1º Preparar los espárragos
Si usas espárragos frescos, pélalos cuidadosamente desde la yema hacia abajo para eliminar la parte fibrosa.
Cuécelos en agua con sal durante unos 12-15 minutos, hasta que estén tiernos. Escúrrelos y deja que se enfríen.
Si usas espárragos en conserva, simplemente escúrrelos bien y colócalos en una fuente.
2º Cocer el huevo
Cuece el huevo durante 10 minutos en agua hirviendo.
Enfríalo bajo agua fría, pélalo y pícalo en trozos pequeños.
3º Preparar la vinagreta montañesa
En un bol, mezcla la cebolla muy picada, el tomate cortado en dados pequeños (sin semillas si prefieres una textura más fina), el huevo cocido picado y el bonito desmenuzado.
Añade el aceite de oliva, el vinagre y una pizca de sal.
Remueve bien hasta que quede una mezcla homogénea.
4º Montar el plato
Coloca los espárragos bien alineados en una fuente.
Reparte la vinagreta montañesa por encima justo antes de servir.
Si te gusta, añade un poco de perejil fresco picado para dar un toque de color.
Consejos y trucos
- Si utilizas espárragos frescos, no los cuezas en exceso para que no pierdan firmeza.
- Puedes preparar la vinagreta con antelación y dejarla reposar en la nevera para que los sabores se integren mejor.
- Añadir un chorrito del propio aceite del bonito potencia el sabor.

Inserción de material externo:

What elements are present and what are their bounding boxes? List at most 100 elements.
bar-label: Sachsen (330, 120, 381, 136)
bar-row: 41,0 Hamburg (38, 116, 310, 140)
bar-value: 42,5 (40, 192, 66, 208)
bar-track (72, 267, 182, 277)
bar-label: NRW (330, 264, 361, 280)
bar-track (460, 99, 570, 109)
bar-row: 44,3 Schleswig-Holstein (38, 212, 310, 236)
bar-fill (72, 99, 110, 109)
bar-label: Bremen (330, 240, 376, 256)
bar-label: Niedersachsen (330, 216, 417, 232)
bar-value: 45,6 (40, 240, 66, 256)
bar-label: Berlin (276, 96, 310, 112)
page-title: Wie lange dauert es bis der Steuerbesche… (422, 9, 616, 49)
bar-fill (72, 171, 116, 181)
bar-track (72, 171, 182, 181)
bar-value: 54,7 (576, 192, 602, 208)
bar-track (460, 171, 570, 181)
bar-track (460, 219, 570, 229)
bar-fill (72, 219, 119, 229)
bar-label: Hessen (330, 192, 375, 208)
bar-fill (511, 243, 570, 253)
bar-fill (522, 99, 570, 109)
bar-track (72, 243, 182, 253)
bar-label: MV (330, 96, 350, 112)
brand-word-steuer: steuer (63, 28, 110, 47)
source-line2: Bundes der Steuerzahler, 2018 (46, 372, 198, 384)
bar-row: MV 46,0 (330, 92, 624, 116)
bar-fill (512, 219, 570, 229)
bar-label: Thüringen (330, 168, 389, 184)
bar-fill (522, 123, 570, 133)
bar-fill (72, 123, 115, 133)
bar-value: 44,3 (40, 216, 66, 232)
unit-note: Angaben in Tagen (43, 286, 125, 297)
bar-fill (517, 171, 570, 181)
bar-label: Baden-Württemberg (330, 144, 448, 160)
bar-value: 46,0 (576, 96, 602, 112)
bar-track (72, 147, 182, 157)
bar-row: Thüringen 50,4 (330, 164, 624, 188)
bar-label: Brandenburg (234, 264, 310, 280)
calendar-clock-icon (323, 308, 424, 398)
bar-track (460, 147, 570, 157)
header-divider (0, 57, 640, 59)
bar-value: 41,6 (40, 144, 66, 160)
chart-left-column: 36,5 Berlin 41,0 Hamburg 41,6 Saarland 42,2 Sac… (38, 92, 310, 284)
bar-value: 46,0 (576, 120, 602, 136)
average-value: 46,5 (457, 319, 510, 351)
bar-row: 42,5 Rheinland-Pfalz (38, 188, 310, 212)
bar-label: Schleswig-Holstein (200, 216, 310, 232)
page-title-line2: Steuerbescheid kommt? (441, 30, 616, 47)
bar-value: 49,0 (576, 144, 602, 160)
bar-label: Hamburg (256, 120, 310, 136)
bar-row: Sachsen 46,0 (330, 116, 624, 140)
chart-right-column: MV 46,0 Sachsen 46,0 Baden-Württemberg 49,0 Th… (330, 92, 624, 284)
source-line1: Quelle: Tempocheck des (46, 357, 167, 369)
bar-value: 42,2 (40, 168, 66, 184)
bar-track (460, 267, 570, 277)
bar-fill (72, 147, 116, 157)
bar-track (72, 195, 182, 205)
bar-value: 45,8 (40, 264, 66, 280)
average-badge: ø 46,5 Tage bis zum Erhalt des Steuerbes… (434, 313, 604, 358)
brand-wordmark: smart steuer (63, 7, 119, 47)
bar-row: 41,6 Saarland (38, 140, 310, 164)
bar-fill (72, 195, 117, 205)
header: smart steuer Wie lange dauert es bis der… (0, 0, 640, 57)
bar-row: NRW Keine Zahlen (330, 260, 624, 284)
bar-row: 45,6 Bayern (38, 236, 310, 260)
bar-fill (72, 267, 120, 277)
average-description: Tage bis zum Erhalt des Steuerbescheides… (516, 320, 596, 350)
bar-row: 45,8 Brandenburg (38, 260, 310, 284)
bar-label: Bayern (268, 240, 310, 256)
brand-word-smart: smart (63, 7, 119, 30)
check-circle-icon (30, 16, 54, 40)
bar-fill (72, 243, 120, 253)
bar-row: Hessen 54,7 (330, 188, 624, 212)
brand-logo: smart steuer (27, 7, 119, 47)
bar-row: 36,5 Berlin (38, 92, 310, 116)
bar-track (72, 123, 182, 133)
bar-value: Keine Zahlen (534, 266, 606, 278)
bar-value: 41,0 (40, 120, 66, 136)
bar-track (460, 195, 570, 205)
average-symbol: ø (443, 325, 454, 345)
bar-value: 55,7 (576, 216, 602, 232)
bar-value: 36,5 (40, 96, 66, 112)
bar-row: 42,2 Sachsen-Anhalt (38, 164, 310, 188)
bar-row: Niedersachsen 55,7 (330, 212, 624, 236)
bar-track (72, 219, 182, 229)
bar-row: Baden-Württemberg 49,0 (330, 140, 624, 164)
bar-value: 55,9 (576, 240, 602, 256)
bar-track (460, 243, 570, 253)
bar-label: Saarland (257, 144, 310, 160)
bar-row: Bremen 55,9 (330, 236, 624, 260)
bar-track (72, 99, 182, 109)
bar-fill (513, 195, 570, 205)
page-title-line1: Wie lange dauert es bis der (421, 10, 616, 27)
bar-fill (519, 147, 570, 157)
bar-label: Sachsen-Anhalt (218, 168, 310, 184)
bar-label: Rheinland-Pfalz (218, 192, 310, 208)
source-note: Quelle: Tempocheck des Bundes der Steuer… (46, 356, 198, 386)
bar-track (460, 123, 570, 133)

- Si te gusta el contraste, puedes incorporar unas alcaparras picadas.
Variaciones
- Sustituir el bonito por anchoas de Santoña picadas para un sabor más intenso.
- Añadir pimiento rojo y verde muy picado para una vinagreta más colorida.
- Servir sobre una base de lechuga fresca para convertirlo en ensalada completa.
- Incorporar aguacate en dados para una versión más actual.
Estos espárragos blancos con salsa vinagreta montañesa son una receta perfecta para primavera: ligera, sabrosa y muy fácil de preparar.
Ideal como entrante en una comida familiar o como cena fresca cuando empieza a apretar el buen tiempo.